Gadis pertama yang merupakan model terkenal itu bergidik ngeri. "Kau tak berniat menjadikannya salah satu koleksimu kan? Lihatlah dia sangat polos dan lemah. Kau bisa membuatnya ketakutan. Gadis cantik berlesung pipi itu langsung mengurungkan senyumnya. Dia menarik lengan seorang pria bermata biru yang tampak diam mendengarkan ocehan mereka semua dari tadi. "Kakak, apakah kau juga melarangku? Bonekaku kehilangan satu tangannya di rumah. Dan kakak iparku, lihatlah dia." Dia menyerahkan selembar foto Julia. "Bukankah kakak iparku memiliki tangan yang cantik? Tangannya kecil, putih dan mulus.."
Pria bermata biru itu menoleh. Mengelus rambut panjang bergelombang adiknya dengan lembut. "Kau tak boleh menyentuhnya.. maxilian menikahinya secara resmi. Dan dari informasi yang kudapat, gadis itu telah mengantongi restu kakek dan nenek besar."
Pria itu menggeleng sekali lagi. "Apa kau ingin Maxilian menghancurkan semua koleksimu hmm?"
Gadis itu menggelang cepat. "Baiklah, aku akan menunggu sampai kakak besar mencampakkannya."
Mendengar percakapan itu, pria mata abu-abu bergidik ngeri. Siapa yang tahu tentang hobi sepupu termuda di keluarga Lunox? Gadis itu memiliki hobi mengoleksi semua boneka yang terbuat dari manusia nyata.

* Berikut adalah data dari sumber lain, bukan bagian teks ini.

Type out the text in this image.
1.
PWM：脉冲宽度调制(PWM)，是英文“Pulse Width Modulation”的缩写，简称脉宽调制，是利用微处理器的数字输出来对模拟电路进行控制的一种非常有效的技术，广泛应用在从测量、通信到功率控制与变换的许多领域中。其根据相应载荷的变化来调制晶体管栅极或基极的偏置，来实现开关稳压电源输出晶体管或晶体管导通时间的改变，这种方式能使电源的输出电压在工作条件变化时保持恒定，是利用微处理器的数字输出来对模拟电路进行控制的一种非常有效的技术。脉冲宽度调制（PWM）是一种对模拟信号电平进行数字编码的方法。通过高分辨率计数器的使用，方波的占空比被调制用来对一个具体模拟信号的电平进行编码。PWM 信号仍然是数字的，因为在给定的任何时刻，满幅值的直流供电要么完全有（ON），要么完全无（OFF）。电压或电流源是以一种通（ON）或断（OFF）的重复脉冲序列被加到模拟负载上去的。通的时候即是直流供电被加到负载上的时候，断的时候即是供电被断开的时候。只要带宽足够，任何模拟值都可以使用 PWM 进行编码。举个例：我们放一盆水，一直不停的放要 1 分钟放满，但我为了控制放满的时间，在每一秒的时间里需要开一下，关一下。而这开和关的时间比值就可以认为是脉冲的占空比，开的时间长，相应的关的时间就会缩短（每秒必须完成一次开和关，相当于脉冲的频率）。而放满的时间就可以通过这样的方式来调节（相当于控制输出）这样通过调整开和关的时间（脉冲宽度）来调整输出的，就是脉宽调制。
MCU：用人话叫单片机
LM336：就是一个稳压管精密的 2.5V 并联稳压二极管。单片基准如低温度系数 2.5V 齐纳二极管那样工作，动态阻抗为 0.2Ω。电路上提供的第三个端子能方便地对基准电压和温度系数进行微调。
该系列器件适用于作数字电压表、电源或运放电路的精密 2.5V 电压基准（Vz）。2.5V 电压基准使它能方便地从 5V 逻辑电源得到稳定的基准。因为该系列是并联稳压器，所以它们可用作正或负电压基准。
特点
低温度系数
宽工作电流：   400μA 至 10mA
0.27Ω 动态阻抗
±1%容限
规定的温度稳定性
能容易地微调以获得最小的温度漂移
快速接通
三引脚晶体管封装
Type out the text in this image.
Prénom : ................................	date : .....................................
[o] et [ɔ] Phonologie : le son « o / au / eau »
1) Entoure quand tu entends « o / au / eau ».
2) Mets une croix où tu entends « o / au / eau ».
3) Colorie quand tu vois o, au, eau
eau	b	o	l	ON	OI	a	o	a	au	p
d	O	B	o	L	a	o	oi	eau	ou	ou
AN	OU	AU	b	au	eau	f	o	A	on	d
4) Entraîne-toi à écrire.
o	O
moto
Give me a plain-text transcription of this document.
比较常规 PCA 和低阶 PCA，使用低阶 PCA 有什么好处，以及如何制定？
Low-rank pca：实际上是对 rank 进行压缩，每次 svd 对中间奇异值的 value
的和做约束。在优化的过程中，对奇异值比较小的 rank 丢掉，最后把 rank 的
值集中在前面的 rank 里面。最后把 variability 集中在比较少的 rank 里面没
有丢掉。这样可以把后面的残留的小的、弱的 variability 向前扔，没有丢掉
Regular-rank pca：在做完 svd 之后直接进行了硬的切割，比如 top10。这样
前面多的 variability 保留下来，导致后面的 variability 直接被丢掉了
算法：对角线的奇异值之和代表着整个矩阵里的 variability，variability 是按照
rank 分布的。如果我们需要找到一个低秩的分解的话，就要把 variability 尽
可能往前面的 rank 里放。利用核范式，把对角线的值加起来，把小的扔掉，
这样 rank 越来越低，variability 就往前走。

"Ah kau ini sungguh menakutkan." keluh gadis ke dua. Dia segera bagun dari duduknya dan meletakkan foto Julia di meja. "Aku hanya akan jadi penonton yang baik saja. Jangan ikutkan aku dengan urusan kalian. Aku yakin Maxilian tak akan mencampakkan wanita ini dengan mudah." usai mengatakan itu dia menarik tas nya dan pergi.
__ADS_1
"Aku tak memiliki rencana, aku akan melihat keadaan lebih dulu." Kali ini pria terakhir, pria bermata biru itu berdiri. Dia melihat adik cantiknya kemudian berkata, "Ayo pergi."
Gadis berlesung pipi itu berdiri. Dia menarik satu foto Julia dan menyimpannya. "Kakak, bukankah dia mempunyai jari yang lentik?"
"Jangan berani memikirkan itu," Peringat kakaknya sambil berjalan. Mereka berjalan beriringan keluar dari cafe bersama.
Kini di tempat itu hanya tinggal mereka berdua. Pria bermata abu-abu itu tersenyum manis. Dia menatap gadis cantik di sampingnya. "Kudengar Maxilian menikahinya tepat setelah dia kehilangan seluruh hak di keluarga Brasco.
"Cih, hanya keluarga kecil. Apa yang dia miliki sampai sepupuku menikahinya?"
"Yah,, kau tak perlu menyingkirkan gadis ini kan? Dia cukup cantik dan seksi."
"Sejak kapan kau mengganti seleramu?"
Pria itu tertawa kecil. Membuat wajahnya makin tampan. "Hei, hanya kau yang tahu aku telah memakai semua gadis yang akan menjadi istri Maxilian terlebih dahulu."
'Gadis itu mencibir, "Kali ini, aku juga ingin kau melakukan tugas itu untukku." Menarik tas nya dan berdiri melangkah pergi.
Pria tampan itu tersenyum tipis. Dia menatap lekat foto Julia yang ada di tangannya dan menyentuhnya pelan. "Julia Brasco, ayo kota lihat sekuat apa pertahananmu. Semakin kau berarti untuk Maxilian, semakin kuat keinginanku untuk menghancurkanmu."